By means of his appearance stories, Luke had tried to convey a sense of the reality of Jesus’ resurrection. The risen Jesus was real. Resurrection was real. He had done this by his account of Jesus inviting the disciples to touch his hands and his feet, and eating in their presence.

Yet there was also difference. Luke had tried to convey also a sense of dissimilarity by depicting a Jesus 

  • who appeared and vanished at will, irrespective of walls or doors
  • who was at first unrecognised by those who knew him intimately. 

Only when enlightened by faith were the disciples able to confess who Jesus was.

He also wanted to differentiate the experiences of the earliest disciples from the kind of faith experiences that later disciples would have. They were to be witnesses to the truth of resurrection, the ones who could provide the meaning to what the later disciples would experience in faith.

So in his narrative Luke allowed a time period of one whole day for the direct experiences of the first disciples. Then Jesus parted from them and was carried up into heaven. It is this risen (and ascended) Jesus that later disciples would learn to know and love.


One Day or Forty Days

In his companion narrative to the Gospel, his Acts of Apostles, Luke would have the risen Christ remaining with the disciples and forming them over a period of what he termed “forty days”. Obviously the detail was quite insignificant to Luke. What mattered was meaning, not documentary accuracy.

His undertaking to Theophilus was not to give an orderly account from the point of view of historical exactness, but to expose him to the meaning of the mission and person of Jesus, so that he might “know the sound foundation of the catechesis you have received”, in this case, that he might know better the meaning of resurrection (1:3-4).


 
52 They worshipped him
and then returned back to Jerusalem filled with joy.
53 They spent all their time in the Temple blessing God.

Luke’s resurrection narratives had moved from an emphasis on Jesus’ mission to the question of who Jesus really was. The issue had been raised in passing in the earlier narrative, but had not been dealt with in depth. He had spoken of himself as Son of Man, and had generally avoided the title Messiah. Both titles referred more to his mission than to his person.

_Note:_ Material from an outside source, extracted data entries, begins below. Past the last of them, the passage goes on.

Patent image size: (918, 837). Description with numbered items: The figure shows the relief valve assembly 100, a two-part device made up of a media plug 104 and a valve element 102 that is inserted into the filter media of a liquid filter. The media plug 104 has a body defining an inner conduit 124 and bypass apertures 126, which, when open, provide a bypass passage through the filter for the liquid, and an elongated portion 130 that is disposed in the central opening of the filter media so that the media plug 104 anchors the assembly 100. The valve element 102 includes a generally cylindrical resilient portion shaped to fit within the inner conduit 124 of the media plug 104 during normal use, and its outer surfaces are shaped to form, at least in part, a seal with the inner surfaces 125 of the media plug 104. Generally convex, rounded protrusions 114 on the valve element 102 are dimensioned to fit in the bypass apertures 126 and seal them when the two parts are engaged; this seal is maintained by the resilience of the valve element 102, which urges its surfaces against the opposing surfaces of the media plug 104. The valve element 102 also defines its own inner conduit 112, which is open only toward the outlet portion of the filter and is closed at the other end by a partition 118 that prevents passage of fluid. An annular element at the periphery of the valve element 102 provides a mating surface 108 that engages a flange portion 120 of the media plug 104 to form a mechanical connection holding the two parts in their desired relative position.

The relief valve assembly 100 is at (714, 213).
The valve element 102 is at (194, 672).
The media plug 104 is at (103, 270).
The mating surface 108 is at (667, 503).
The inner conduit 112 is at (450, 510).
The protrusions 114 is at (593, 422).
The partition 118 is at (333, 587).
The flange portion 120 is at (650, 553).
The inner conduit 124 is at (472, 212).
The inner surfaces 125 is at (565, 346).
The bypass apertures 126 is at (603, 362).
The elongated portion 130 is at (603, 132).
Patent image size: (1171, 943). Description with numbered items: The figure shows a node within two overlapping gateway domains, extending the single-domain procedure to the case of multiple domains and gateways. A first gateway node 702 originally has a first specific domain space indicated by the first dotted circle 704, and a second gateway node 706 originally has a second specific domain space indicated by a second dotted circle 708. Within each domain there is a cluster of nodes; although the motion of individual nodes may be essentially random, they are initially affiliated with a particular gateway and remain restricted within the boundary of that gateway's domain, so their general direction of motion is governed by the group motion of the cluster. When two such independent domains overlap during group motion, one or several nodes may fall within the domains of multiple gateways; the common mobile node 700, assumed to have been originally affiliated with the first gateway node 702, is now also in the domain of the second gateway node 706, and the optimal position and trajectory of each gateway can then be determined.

Now the narrative stated explicitly that the disciples worshipped him. The title Lord used of him not long before now took on added significance. In raising Jesus, God had made him Lord. Without explicitly stating the fact, perhaps Luke intended his readers to see that the sending of the power from on high would be the work not only of God but also of Jesus himself.

They returned to Jerusalem filled with joy.

Early in the story the Baptist leapt with joy in the womb of Elizabeth. Mary's spirit was filled with joy at God her Saviour. Elizabeth’s neighbours had rejoiced with her when her child was eventually born. At the birth of Jesus, the angelic choir brought good news of great joy to the shepherds.

Jesus rejoiced in the Holy Spirit when the disciples returned from their early mission around Galilee.

Now the disciples’ mission to all the nations would begin likewise with great joy, overwhelmed as they were by their insight into the heart of their God. They could not but bless the God who had raised Jesus from the dead.

The disciples spent all their time in the temple. Jesus had exercised his ministry within the confines of Judaism. He had deeply disapproved of how what was once a beautiful system had become exclusive and oppressive. He had criticised the corrupted temple structure and all it represented; yet he continued to work within it. By the time that Luke wrote, the temple had been destroyed. That the disciples worshipped there may have seemed of historical interest, but it had no further meaning.

The narrative had begun with Zechariah in the temple. It finished with the disciples in the temple. It would move on from there. The journey to Jerusalem had finished with crucifixion and with resurrection. It would continue spiritually in the hearts of the Christian community and of every disciple as they moved out to all the nations, translating the message and mission of Jesus to every culture and age.